We are currently facing this problem in a scrum team.

Imagine you a have a user story with a front-end part which calls a webservice to get some data. Imagine that your scrum team do back-end,front-end and testing but the webservice part is done by another team in another country and you can't expect this WS to be delivered in the current sprint so the US can't be finished.

The question is how do you reflect this in the process, some ideas:

  1. Split the US with Front Part + WS part. And try to put forward the WS in an early sprint. (Acceptance Criteria of the whole US should be defined at the time de WS story begins). Do you set Story points to this WS techical story?
  2. Do not Split, start in the sprint N and end the user story in N+1 or N+2... How do you plan capacity of sprint with this kind of stories.
  3. Any other approach?

Important note, we can not abuse of using the other team, so we can not split the ws by a light version and then a more elaborated version.



3 Answers 3


One thing to consider would be to have your team mock up the WS endpoint that the other team will be creating. It may be out of their scope of influence, however if they are able to get that up and running it should provide additional testing value in the future. Creating the mock service -- a real stand-alone, or being able to mock using say a feature toggle -- will allow for their system to be stable and testable even when the other system is down.

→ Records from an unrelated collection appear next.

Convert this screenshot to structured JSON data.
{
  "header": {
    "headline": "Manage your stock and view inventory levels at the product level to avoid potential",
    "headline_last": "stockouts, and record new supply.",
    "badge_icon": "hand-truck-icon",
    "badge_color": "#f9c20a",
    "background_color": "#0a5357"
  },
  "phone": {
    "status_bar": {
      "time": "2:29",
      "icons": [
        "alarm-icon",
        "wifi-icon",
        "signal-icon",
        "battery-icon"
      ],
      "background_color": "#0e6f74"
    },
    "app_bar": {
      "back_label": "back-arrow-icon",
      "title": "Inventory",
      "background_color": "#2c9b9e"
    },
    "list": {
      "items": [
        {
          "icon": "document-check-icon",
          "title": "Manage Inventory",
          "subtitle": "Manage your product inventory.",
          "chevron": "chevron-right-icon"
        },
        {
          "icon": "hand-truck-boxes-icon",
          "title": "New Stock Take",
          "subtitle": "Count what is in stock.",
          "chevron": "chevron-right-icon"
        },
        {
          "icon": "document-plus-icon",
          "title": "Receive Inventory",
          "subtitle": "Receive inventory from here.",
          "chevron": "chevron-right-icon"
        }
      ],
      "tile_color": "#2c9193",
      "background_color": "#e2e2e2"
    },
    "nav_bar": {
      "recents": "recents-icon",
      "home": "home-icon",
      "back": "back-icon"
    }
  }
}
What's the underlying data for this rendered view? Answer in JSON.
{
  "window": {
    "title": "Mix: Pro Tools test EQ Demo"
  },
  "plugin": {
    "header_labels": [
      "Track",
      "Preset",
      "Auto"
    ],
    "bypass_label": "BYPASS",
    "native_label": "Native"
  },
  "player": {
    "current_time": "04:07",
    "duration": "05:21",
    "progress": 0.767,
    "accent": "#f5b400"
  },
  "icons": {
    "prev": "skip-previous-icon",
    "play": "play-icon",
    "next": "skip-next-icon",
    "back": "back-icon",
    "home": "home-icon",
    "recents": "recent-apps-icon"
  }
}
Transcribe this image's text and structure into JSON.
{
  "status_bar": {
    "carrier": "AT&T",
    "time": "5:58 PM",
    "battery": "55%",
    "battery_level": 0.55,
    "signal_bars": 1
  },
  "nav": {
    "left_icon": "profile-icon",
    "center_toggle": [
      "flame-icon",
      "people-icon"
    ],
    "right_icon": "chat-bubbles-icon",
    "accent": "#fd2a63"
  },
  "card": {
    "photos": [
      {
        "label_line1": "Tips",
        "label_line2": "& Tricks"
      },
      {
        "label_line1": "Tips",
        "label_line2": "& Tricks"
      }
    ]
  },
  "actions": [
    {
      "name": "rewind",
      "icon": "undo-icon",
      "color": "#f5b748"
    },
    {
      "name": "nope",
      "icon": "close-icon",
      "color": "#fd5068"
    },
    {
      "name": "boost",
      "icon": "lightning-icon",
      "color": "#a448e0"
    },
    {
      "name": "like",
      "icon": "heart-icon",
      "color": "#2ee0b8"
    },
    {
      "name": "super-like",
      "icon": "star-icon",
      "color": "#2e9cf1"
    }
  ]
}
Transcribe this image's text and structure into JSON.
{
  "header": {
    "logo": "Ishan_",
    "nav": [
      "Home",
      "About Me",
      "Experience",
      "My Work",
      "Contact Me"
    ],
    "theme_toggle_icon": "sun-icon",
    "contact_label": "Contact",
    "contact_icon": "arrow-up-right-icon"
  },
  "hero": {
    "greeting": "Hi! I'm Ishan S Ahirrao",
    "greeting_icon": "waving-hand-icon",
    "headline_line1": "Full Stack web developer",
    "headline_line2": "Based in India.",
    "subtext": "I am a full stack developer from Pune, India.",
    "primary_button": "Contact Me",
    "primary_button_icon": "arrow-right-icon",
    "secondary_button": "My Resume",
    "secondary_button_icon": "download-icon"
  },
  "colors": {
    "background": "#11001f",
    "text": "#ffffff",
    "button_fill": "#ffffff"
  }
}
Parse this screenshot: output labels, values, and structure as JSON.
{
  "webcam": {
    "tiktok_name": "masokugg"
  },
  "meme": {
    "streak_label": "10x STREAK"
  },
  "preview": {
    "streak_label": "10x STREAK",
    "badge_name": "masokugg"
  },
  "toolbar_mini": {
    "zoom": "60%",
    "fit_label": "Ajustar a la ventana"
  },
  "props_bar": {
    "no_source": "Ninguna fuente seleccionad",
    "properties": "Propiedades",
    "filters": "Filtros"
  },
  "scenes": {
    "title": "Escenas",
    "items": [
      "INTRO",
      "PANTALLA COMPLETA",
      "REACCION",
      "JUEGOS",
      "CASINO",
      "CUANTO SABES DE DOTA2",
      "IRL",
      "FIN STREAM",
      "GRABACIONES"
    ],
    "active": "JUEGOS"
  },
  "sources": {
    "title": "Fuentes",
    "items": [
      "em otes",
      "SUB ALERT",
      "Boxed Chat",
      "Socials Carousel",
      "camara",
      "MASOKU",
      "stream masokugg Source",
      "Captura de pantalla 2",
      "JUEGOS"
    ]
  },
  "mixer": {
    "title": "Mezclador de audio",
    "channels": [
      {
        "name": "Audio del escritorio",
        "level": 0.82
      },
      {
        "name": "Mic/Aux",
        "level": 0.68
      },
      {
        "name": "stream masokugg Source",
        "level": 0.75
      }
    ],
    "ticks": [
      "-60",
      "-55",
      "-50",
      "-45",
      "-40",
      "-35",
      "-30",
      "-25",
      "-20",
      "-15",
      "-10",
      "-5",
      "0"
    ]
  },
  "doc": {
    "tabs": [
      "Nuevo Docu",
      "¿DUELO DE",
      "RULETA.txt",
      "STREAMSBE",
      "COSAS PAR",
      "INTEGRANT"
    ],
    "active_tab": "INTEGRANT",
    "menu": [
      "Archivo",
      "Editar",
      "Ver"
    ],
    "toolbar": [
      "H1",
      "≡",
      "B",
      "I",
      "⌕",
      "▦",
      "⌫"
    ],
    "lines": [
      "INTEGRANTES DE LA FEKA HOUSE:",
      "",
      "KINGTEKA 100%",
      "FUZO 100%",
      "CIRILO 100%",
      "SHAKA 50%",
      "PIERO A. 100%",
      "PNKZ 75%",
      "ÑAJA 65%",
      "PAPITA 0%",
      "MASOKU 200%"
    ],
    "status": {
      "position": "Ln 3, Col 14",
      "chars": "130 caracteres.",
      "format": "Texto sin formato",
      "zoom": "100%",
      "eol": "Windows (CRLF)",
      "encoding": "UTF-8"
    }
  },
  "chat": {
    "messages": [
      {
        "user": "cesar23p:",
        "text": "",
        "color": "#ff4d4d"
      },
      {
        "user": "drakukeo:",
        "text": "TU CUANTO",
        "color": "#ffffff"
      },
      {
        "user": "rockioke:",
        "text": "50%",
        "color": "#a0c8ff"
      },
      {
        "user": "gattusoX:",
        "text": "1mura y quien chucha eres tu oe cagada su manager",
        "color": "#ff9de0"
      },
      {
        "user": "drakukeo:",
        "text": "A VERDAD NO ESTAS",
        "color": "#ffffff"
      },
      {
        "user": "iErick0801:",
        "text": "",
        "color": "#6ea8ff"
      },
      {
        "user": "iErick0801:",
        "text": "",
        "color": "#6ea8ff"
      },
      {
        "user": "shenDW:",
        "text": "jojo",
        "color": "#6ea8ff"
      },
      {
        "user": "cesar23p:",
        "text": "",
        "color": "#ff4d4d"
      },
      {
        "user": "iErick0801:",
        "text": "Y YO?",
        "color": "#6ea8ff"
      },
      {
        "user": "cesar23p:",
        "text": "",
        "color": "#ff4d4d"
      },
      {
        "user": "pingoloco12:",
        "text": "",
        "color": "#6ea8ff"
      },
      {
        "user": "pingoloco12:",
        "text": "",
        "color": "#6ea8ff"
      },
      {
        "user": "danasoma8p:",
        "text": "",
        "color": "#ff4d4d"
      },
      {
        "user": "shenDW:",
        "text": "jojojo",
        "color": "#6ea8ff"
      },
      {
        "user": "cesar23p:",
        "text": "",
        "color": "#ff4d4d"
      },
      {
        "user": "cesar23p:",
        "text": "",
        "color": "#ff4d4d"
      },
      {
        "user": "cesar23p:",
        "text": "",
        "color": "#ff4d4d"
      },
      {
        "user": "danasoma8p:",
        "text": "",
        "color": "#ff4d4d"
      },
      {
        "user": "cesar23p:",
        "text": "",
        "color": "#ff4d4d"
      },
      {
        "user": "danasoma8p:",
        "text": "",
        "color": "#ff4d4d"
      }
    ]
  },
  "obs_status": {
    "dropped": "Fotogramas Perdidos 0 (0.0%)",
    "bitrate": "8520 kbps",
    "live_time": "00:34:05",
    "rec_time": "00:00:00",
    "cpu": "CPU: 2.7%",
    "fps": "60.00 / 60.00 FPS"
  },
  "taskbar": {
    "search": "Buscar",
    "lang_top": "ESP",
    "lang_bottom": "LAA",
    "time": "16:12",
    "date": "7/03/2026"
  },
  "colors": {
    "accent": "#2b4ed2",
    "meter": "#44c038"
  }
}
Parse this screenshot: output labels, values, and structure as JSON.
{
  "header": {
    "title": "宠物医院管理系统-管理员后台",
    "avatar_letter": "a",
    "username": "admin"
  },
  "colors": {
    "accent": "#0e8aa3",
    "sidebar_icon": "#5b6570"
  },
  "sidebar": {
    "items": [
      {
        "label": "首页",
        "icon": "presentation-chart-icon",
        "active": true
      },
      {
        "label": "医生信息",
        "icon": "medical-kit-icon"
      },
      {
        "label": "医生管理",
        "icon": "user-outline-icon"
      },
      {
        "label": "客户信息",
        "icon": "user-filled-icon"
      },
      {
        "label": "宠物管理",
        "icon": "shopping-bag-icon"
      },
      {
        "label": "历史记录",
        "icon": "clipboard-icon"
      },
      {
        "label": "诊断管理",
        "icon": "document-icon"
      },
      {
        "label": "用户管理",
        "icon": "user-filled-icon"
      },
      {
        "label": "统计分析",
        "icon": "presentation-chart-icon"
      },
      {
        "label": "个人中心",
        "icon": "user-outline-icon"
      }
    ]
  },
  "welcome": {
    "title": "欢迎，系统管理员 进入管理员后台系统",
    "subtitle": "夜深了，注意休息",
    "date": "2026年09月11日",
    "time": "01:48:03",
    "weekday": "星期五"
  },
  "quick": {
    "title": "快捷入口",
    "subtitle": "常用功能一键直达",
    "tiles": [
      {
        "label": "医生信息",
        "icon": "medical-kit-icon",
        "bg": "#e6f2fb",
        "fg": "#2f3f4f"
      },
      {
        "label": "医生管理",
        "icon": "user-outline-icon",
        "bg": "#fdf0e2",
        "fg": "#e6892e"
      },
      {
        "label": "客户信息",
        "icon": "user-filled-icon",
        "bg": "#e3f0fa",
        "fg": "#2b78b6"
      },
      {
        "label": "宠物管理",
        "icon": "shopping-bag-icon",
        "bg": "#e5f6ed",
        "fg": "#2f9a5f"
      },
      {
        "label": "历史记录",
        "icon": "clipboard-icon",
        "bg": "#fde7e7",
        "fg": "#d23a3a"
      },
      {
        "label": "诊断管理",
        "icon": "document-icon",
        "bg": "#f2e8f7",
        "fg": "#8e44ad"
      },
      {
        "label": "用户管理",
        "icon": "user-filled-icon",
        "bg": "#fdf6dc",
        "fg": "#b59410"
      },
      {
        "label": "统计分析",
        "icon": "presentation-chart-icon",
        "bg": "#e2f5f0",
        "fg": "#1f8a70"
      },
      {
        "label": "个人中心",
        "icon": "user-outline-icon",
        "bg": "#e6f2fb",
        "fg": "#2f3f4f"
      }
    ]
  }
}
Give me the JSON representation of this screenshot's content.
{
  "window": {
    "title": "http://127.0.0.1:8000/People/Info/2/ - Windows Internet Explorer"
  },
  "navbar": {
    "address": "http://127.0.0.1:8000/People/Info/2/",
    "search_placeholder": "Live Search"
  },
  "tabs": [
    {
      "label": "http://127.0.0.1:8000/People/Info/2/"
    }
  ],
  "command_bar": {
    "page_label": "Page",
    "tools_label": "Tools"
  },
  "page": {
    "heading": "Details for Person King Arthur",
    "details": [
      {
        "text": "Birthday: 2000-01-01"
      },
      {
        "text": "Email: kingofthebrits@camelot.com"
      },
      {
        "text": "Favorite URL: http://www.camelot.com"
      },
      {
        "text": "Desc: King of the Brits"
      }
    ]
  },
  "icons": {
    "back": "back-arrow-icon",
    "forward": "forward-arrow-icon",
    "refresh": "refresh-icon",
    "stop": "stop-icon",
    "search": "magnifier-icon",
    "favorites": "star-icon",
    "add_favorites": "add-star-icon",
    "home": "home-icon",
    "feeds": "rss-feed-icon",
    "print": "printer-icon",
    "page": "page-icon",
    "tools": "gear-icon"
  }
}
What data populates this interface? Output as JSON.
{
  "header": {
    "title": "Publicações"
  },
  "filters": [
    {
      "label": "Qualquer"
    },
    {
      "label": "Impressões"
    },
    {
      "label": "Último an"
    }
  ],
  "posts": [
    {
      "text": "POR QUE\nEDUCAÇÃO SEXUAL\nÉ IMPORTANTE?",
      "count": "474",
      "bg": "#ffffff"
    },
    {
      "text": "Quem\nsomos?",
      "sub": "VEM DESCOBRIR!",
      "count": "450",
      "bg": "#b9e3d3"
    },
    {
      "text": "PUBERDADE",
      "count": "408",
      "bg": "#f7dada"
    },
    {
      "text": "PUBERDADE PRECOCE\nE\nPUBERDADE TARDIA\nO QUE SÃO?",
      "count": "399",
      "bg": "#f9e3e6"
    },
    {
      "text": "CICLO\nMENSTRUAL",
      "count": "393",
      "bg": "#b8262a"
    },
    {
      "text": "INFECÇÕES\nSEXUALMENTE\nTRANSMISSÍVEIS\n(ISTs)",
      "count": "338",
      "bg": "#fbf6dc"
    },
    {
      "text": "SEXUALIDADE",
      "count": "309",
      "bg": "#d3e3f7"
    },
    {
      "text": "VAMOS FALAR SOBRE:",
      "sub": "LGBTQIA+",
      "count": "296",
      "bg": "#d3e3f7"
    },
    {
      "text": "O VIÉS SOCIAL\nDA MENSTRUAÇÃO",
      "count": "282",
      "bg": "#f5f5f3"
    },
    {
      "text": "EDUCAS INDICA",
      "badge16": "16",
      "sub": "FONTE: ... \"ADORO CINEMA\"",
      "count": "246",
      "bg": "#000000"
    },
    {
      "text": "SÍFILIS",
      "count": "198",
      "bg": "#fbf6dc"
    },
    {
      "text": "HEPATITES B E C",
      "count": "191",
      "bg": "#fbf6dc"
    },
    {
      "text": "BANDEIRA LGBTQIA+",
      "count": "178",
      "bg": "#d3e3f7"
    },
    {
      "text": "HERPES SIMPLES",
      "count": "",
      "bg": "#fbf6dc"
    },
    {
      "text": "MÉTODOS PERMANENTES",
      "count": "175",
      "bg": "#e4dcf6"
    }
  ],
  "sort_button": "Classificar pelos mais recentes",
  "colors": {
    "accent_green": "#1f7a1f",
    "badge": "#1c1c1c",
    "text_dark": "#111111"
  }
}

As for selling this to the company/PO, you can use the additional cost incurred by creating the mock service to drive home the point that planning across teams is important, and that the other team is inducing the cost. Alternatively, you could sell the merits that I mention above (especially if you get buy-in from your team), and possibly use the technique elsewhere to reduce cross-team dependencies.


A common approach is to have a user story represent the delivery of business value. In the situation where you do the front/back-end development but don't yet have the web service complete you cannot claim to have delivered business value.

There is also the question of your definition of done. Say you complete your work and a sprint later the web service is delivered. You test your code with the web service and find bugs. You can only really say the work is 'done' once the bugs have been fixed. That would suggest you were not 'done' when your part was completed, only when the integration with the web service was complete.

Another reason for this approach is that you want to reflect the teams true output of business value. Say your team was moving more quickly than the team producing the web services. You would race ahead and appear to be generating lots of value. But the reality is that business value is only available once the web service work is done.

This produces an interesting dilema. Is the capacity of the team how much work they can do, or is it how much work they can get to a state of 'done'?

I would argue that you would be better off using approach #2 and only award the team story points for stories that have been integrated with the web service. That way you reflect the true velocity of the team.


I'd think user story would need to have as little dependencies as possible, so i would go for option 1.

If you're able to mock/stub the dependent parts you are able to finish quite much in the first part already.